In layman's terms, financing a car simply means you will be taking out a loan from either a creditor or lending institution to complete the purchase of your new car. Once your loan is paid off, usually in 5-6 years depending on your loan term, then you will outright own your car. This can be an enticing option for people who are looking to own the same car for awhile, don’t want to worry about yearly mileage on their car, and can afford to pay a downpayment. The alternative to this would be leasing your vehicle, which you can learn more about here.

Know Your Credit Score


While there is no set score you should have when you apply for a car loan, there are scores you’ll want to aim for. A 2016 Experian report found that average scores for borrowers are 711 for new-car loans and 654 for a used-car loan. This doesn’t mean that if you have a score far below 656 you won’t get approved, but you are likely to pay higher interest rates than someone with a much higher score. If you are thinking about taking out a new or used car loan, work on improving your credit before you go to the dealership.

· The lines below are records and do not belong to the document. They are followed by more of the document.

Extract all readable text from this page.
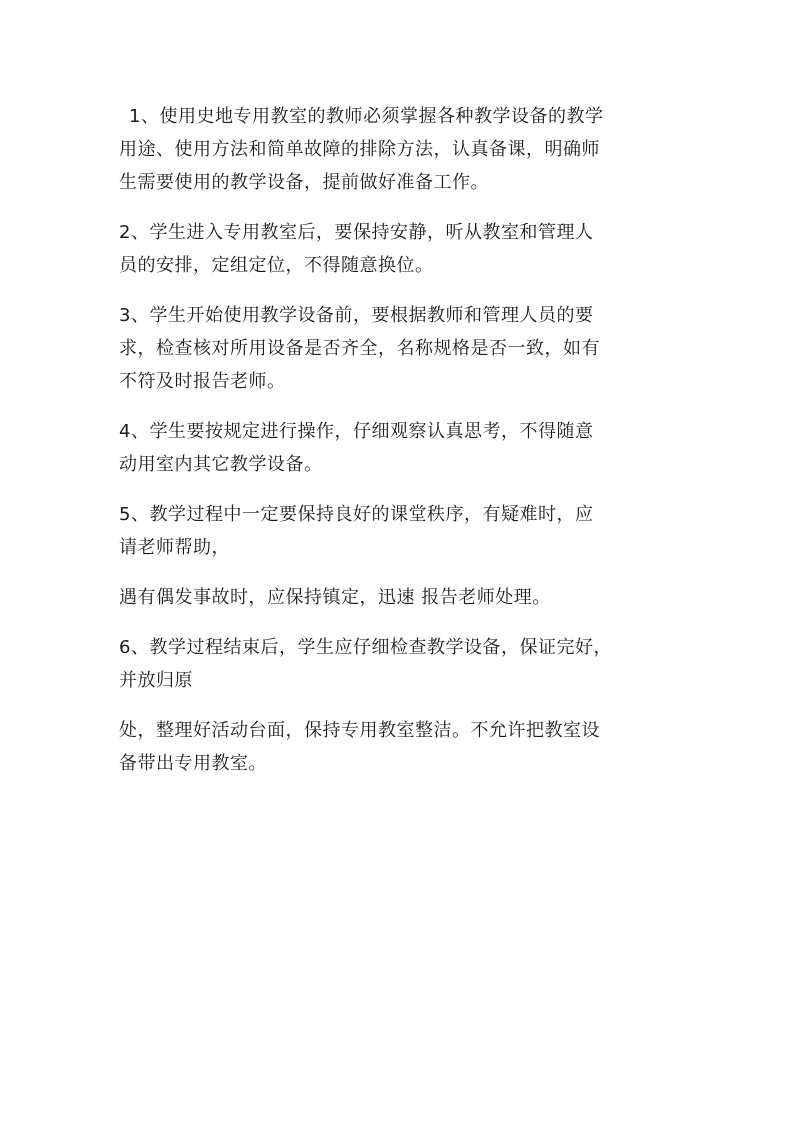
1、使用史地专用教室的教师必须掌握各种教学设备的教学
用途、使用方法和简单故障的排除方法，认真备课，明确师
生需要使用的教学设备，提前做好准备工作。

2、学生进入专用教室后，要保持安静，听从教室和管理人
员的安排，定组定位，不得随意换位。

3、学生开始使用教学设备前，要根据教师和管理人员的要
求，检查核对所用设备是否齐全，名称规格是否一致，如有
不符及时报告老师。

4、学生要按规定进行操作，仔细观察认真思考，不得随意
动用室内其它教学设备。

5、教学过程中一定要保持良好的课堂秩序，有疑难时，应
请老师帮助，

遇有偶发事故时，应保持镇定，迅速 报告老师处理。

6、教学过程结束后，学生应仔细检查教学设备，保证完好，
并放归原

处，整理好活动台面，保持专用教室整洁。不允许把教室设
备带出专用教室。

Get Multiple Quotes Before You Go

You have a lot of options when it comes to choosing which company to finance your auto loan through. One idea is to check with your bank to see if they offer auto loans. Sometimes you can get the lowest rates and best terms from them because you already have an established history. But, keep in mind that just because you are offered a certain rate on your car loan from your personal bank, doesn’t mean another lender won’t offer you a better deal. It is always smart to check with multiple lenders before you make a final decision. When you choose to take out a loan through your auto dealer, he or she will oftentimes submit your information to multiple lenders in an effort to find you the lowest interest rate as well. There is no wrong way to take out a car loan, but it is smart to check with multiple sources so you are making sure you get the best deal. Afterall, you’re only saving yourself money in the long run!

Pay For Taxes, Fees, and Extras With Cash

The sticker price you see on a car is not usually the full price you will end up paying after everything is said and done. You should expect a thousand or so extra dollars to be spent on the taxes, title, registration, and any “extras” you want to add onto your vehicle. While some auto lenders will allow you to roll in those fees into your auto loan, we would advise you think twice about doing this. Think about it this way, even if a car were to keep its full value when you take ownership of it, since you are financing the sales tax, you’re already upside down. Plus, you will now have to start paying interest on tax, which makes little sense if you really think about it.

Deciding to purchase a new or used vehicle is a big decision, but it’s usually necessary unless you live within walking or biking distance to everything you need. Considering the above things when you are deciding whether or not to finance your next vehicle will help you make a more informed decision.